The only I have used before was django auth (great), but never get anything like that in other langs. I'm in Rust know and is my biggest desire...
Then there is also the problem you are facing and that is tooling not being language-agnostic across the board and you will have to re-implement similar patterns when changing the backend language or framework.
There are many static site generators that spit out a directory with HTML files ready to be served. But getting that output in S3, netlify or your self hosted nginx is a very different process. Configuring things like cache-control, redirections, compression or error pages is done differently on all these platforms.
Wouldn't it be nice if it was possible to basically generate a tar.gz with some metadata that would automatically configure the web server and deploy the site? Kind of like a docker image but for static files?
It's surprisingly hard to find. I contributed to one open source that a co-worker started, and I made my own in my own time. So I've almost made it twice.
But when I say teams I mean it needs to be designed in a way that it can easily reflect a CMDB architecture, with a tree of objects, API and LDAP auth.

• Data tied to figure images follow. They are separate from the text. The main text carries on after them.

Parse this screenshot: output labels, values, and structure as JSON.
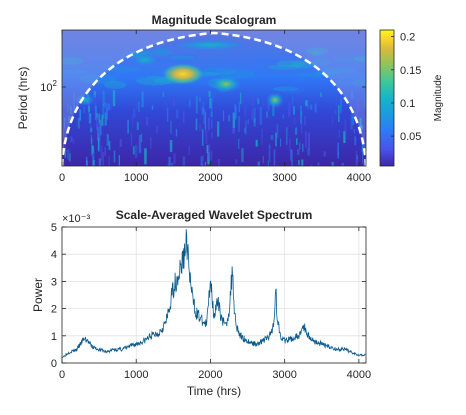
{
  "colors": {
    "line": "#0a5a8c",
    "grid": "#e2e2e2",
    "coi": "#ffffff",
    "colormap": [
      "#3d26a8",
      "#4a52e8",
      "#2f78f5",
      "#1e98e0",
      "#16b5c8",
      "#3fc79a",
      "#8cc45f",
      "#d7ba3c",
      "#fbd62a",
      "#f9fb15"
    ]
  },
  "chart_data": [
    {
      "type": "heatmap",
      "title": "Magnitude Scalogram",
      "ylabel": "Period (hrs)",
      "xlabel": "",
      "xlim": [
        0,
        4096
      ],
      "x_ticks": [
        0,
        1000,
        2000,
        3000,
        4000
      ],
      "y_scale": "log",
      "y_tick_labels": [
        "10^2"
      ],
      "y_tick_value": 100,
      "cone_of_influence": "dashed-white",
      "colorbar": {
        "label": "Magnitude",
        "range": [
          0.005,
          0.21
        ],
        "ticks": [
          0.05,
          0.1,
          0.15,
          0.2
        ],
        "tick_labels": [
          "0.05",
          "0.1",
          "0.15",
          "0.2"
        ]
      },
      "features": [
        {
          "x": 1650,
          "period": 128,
          "magnitude": 0.21
        },
        {
          "x": 2250,
          "period": 100,
          "magnitude": 0.12
        },
        {
          "x": 2900,
          "period": 80,
          "magnitude": 0.14
        },
        {
          "x": 1150,
          "period": 200,
          "magnitude": 0.1
        }
      ]
    },
    {
      "type": "line",
      "title": "Scale-Averaged Wavelet Spectrum",
      "xlabel": "Time (hrs)",
      "ylabel": "Power",
      "y_multiplier": "×10⁻³",
      "xlim": [
        0,
        4096
      ],
      "ylim": [
        0,
        5
      ],
      "x_ticks": [
        0,
        1000,
        2000,
        3000,
        4000
      ],
      "y_ticks": [
        0,
        1,
        2,
        3,
        4,
        5
      ],
      "grid": true,
      "x": [
        0,
        100,
        200,
        300,
        350,
        400,
        500,
        600,
        700,
        800,
        900,
        1000,
        1100,
        1200,
        1300,
        1400,
        1450,
        1500,
        1550,
        1600,
        1650,
        1680,
        1700,
        1750,
        1800,
        1850,
        1900,
        1950,
        2000,
        2030,
        2050,
        2100,
        2150,
        2200,
        2250,
        2300,
        2320,
        2350,
        2400,
        2500,
        2600,
        2700,
        2800,
        2850,
        2880,
        2900,
        2950,
        3000,
        3100,
        3200,
        3250,
        3300,
        3350,
        3400,
        3500,
        3600,
        3700,
        3800,
        3900,
        4000,
        4096
      ],
      "y": [
        0.2,
        0.4,
        0.5,
        0.9,
        0.8,
        0.6,
        0.5,
        0.4,
        0.5,
        0.5,
        0.6,
        0.7,
        0.8,
        1.0,
        1.1,
        1.5,
        2.0,
        2.8,
        3.1,
        3.5,
        4.0,
        4.6,
        3.8,
        2.5,
        1.9,
        1.7,
        1.5,
        1.4,
        3.2,
        2.2,
        1.8,
        2.2,
        1.7,
        1.3,
        1.9,
        3.5,
        2.0,
        1.4,
        1.0,
        0.8,
        0.7,
        0.8,
        1.0,
        1.4,
        2.8,
        1.6,
        1.0,
        0.8,
        0.9,
        1.0,
        1.4,
        1.1,
        0.9,
        0.8,
        0.7,
        0.6,
        0.5,
        0.5,
        0.4,
        0.3,
        0.3
      ]
    }
  ]
}
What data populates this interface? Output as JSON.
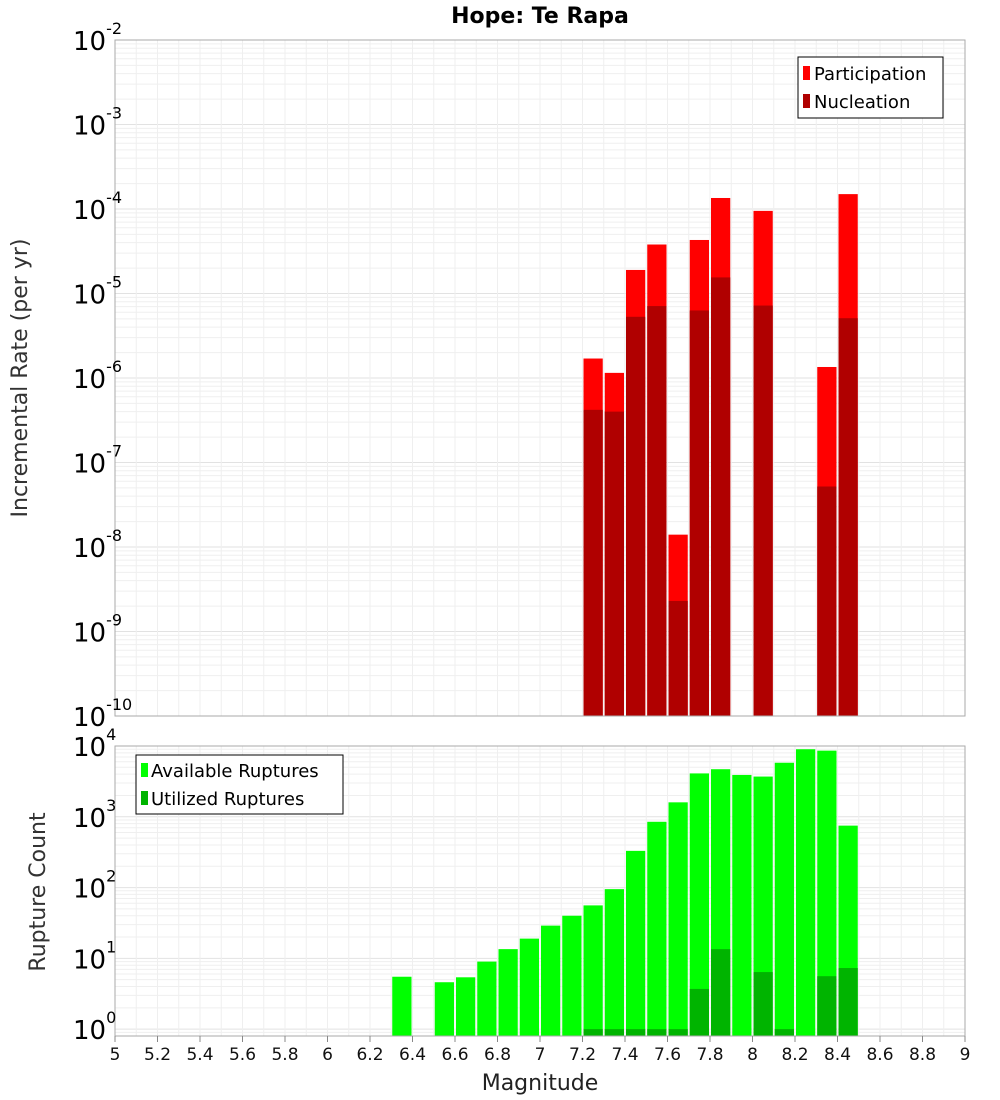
{
  "chart_data": [
    {
      "type": "bar",
      "title": "Hope: Te Rapa",
      "xlabel": "",
      "ylabel": "Incremental Rate (per yr)",
      "yscale": "log",
      "ylim": [
        1e-10,
        0.01
      ],
      "xlim": [
        5,
        9
      ],
      "grid": true,
      "legend": "top-right",
      "y_tick_labels": [
        "10^-10",
        "10^-9",
        "10^-8",
        "10^-7",
        "10^-6",
        "10^-5",
        "10^-4",
        "10^-3",
        "10^-2"
      ],
      "series": [
        {
          "name": "Participation",
          "color": "#ff0000",
          "x": [
            7.25,
            7.35,
            7.45,
            7.55,
            7.65,
            7.75,
            7.85,
            8.05,
            8.35,
            8.45
          ],
          "values": [
            1.7e-06,
            1.15e-06,
            1.9e-05,
            3.8e-05,
            1.4e-08,
            4.3e-05,
            0.000135,
            9.5e-05,
            1.35e-06,
            0.00015
          ]
        },
        {
          "name": "Nucleation",
          "color": "#b00000",
          "x": [
            7.25,
            7.35,
            7.45,
            7.55,
            7.65,
            7.75,
            7.85,
            8.05,
            8.35,
            8.45
          ],
          "values": [
            4.2e-07,
            4e-07,
            5.3e-06,
            7.1e-06,
            2.3e-09,
            6.3e-06,
            1.55e-05,
            7.2e-06,
            5.2e-08,
            5.1e-06
          ]
        }
      ]
    },
    {
      "type": "bar",
      "title": "",
      "xlabel": "Magnitude",
      "ylabel": "Rupture Count",
      "yscale": "log",
      "ylim": [
        0.8,
        10000
      ],
      "xlim": [
        5,
        9
      ],
      "grid": true,
      "legend": "top-left",
      "x_tick_labels": [
        "5",
        "5.2",
        "5.4",
        "5.6",
        "5.8",
        "6",
        "6.2",
        "6.4",
        "6.6",
        "6.8",
        "7",
        "7.2",
        "7.4",
        "7.6",
        "7.8",
        "8",
        "8.2",
        "8.4",
        "8.6",
        "8.8",
        "9"
      ],
      "y_tick_labels": [
        "10^0",
        "10^1",
        "10^2",
        "10^3",
        "10^4"
      ],
      "series": [
        {
          "name": "Available Ruptures",
          "color": "#00ff00",
          "x": [
            6.35,
            6.55,
            6.65,
            6.75,
            6.85,
            6.95,
            7.05,
            7.15,
            7.25,
            7.35,
            7.45,
            7.55,
            7.65,
            7.75,
            7.85,
            7.95,
            8.05,
            8.15,
            8.25,
            8.35,
            8.45
          ],
          "values": [
            5.5,
            4.6,
            5.4,
            9.0,
            13.5,
            19,
            29,
            40,
            56,
            95,
            330,
            850,
            1600,
            4100,
            4700,
            3900,
            3700,
            5800,
            9000,
            8600,
            750
          ]
        },
        {
          "name": "Utilized Ruptures",
          "color": "#00b400",
          "x": [
            7.25,
            7.35,
            7.45,
            7.55,
            7.65,
            7.75,
            7.85,
            8.05,
            8.15,
            8.35,
            8.45
          ],
          "values": [
            1,
            1,
            1,
            1,
            1,
            3.7,
            13.5,
            6.4,
            1,
            5.6,
            7.3
          ]
        }
      ]
    }
  ]
}
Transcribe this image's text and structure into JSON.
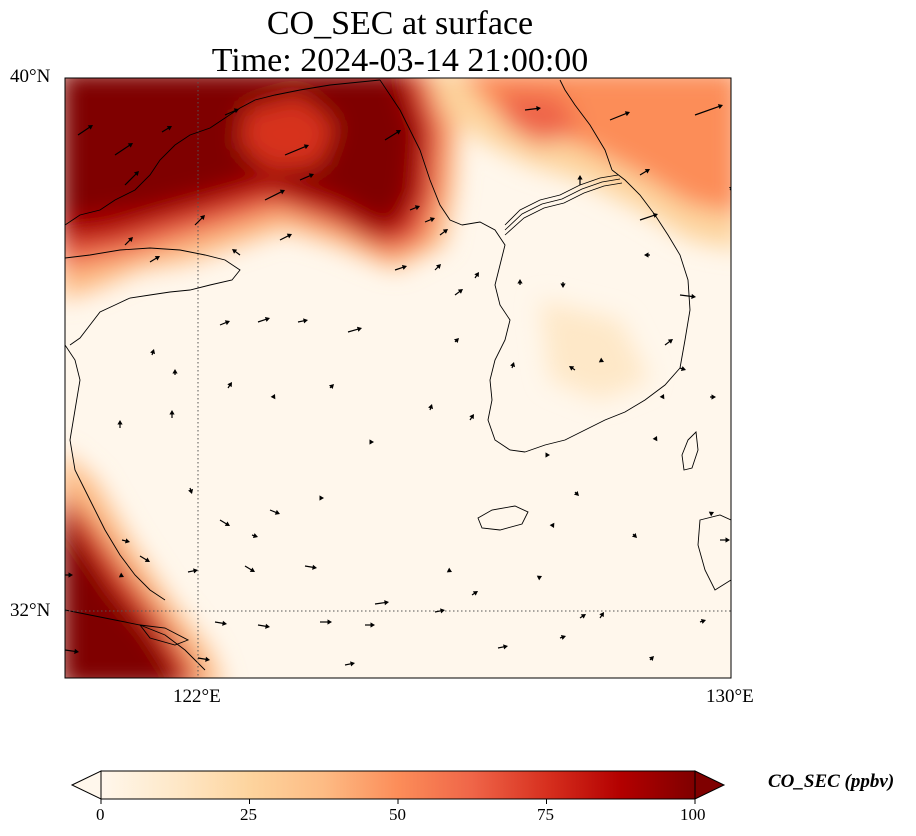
{
  "title": {
    "line1": "CO_SEC at surface",
    "line2": "Time: 2024-03-14 21:00:00"
  },
  "map": {
    "extent": {
      "lon_min": 120,
      "lon_max": 130,
      "lat_min": 31,
      "lat_max": 40
    },
    "gridlines": {
      "lon": [
        122
      ],
      "lat": [
        32
      ]
    },
    "lat_labels": [
      "40°N",
      "32°N"
    ],
    "lon_labels": [
      "122°E",
      "130°E"
    ],
    "colormap": "OrRd",
    "features": [
      "coastlines",
      "borders",
      "wind-vectors"
    ]
  },
  "colorbar": {
    "label": "CO_SEC (ppbv)",
    "min": 0,
    "max": 100,
    "ticks": [
      "0",
      "25",
      "50",
      "75",
      "100"
    ],
    "extend": "both",
    "colors": [
      "#fff7ec",
      "#fee8c8",
      "#fdd49e",
      "#fdbb84",
      "#fc8d59",
      "#ef6548",
      "#d7301f",
      "#b30000",
      "#7f0000"
    ]
  }
}
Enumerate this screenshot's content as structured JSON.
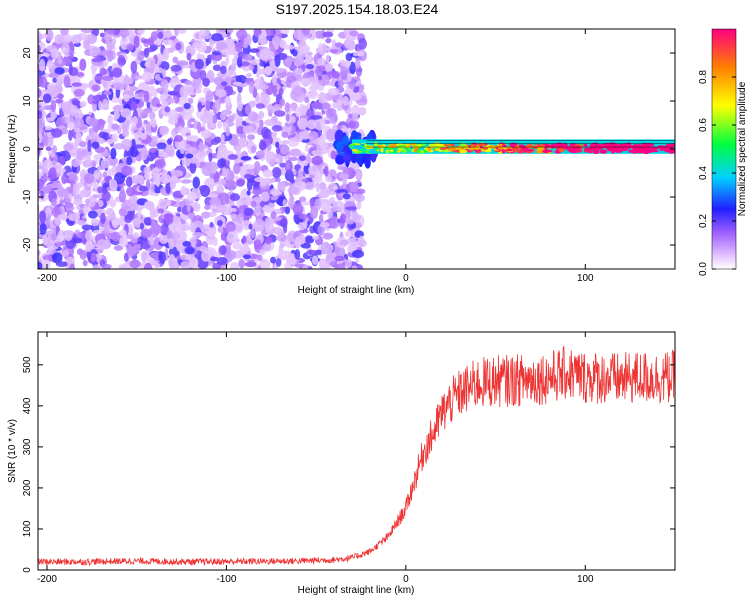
{
  "title": "S197.2025.154.18.03.E24",
  "chart_data": [
    {
      "type": "heatmap",
      "xlabel": "Height of straight line (km)",
      "ylabel": "Frequency (Hz)",
      "xlim": [
        -205,
        150
      ],
      "ylim": [
        -25,
        25
      ],
      "x_ticks": [
        -200,
        -100,
        0,
        100
      ],
      "y_ticks": [
        -20,
        -10,
        0,
        10,
        20
      ],
      "colorbar": {
        "label": "Normalized spectral amplitude",
        "range": [
          0,
          1
        ],
        "ticks": [
          "0.0",
          "0.2",
          "0.4",
          "0.6",
          "0.8"
        ],
        "tick_values": [
          0,
          0.2,
          0.4,
          0.6,
          0.8
        ]
      },
      "regions": [
        {
          "x_range": [
            -205,
            -30
          ],
          "freq_range": [
            -25,
            25
          ],
          "amplitude": [
            0.05,
            0.2
          ]
        },
        {
          "x_range": [
            -30,
            150
          ],
          "freq_range": [
            -1,
            2
          ],
          "amplitude": [
            0.3,
            1.0
          ]
        }
      ],
      "grid": false
    },
    {
      "type": "line",
      "xlabel": "Height of straight line (km)",
      "ylabel": "SNR (10 * v/v)",
      "xlim": [
        -205,
        150
      ],
      "ylim": [
        0,
        580
      ],
      "x_ticks": [
        -200,
        -100,
        0,
        100
      ],
      "y_ticks": [
        0,
        100,
        200,
        300,
        400,
        500
      ],
      "series": [
        {
          "x": [
            -205,
            -180,
            -150,
            -120,
            -90,
            -60,
            -40,
            -30,
            -20,
            -10,
            0,
            5,
            10,
            15,
            20,
            25,
            30,
            40,
            50,
            60,
            70,
            80,
            90,
            100,
            110,
            120,
            130,
            140,
            150
          ],
          "y": [
            20,
            20,
            22,
            20,
            21,
            22,
            25,
            30,
            45,
            80,
            150,
            220,
            290,
            330,
            380,
            410,
            430,
            455,
            460,
            462,
            465,
            470,
            480,
            470,
            468,
            465,
            470,
            468,
            470
          ],
          "color": "#ee3333"
        }
      ],
      "grid": false
    }
  ]
}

Technical details aside, the goal is of course to integrate it with other systems.
On top of that, not all UIs are simple enough to be used by the entire organization either, but as long as it separates backend and frontend that can always be fixed.
Honestly my current plan, and this would be the 3rd time I build something like this, is to make a simplified frontend for Hashicorp Vault.
it's custom to every user and every development environment
It can probably be configured by someone in your company as a docker image you can run, but usually that's only necessary for large teams where IT is provisioning development laptops and there's a lot of consistency and common dependencies, even then I don't see it being worth the effort as those preferences would still vary across team roles and projects.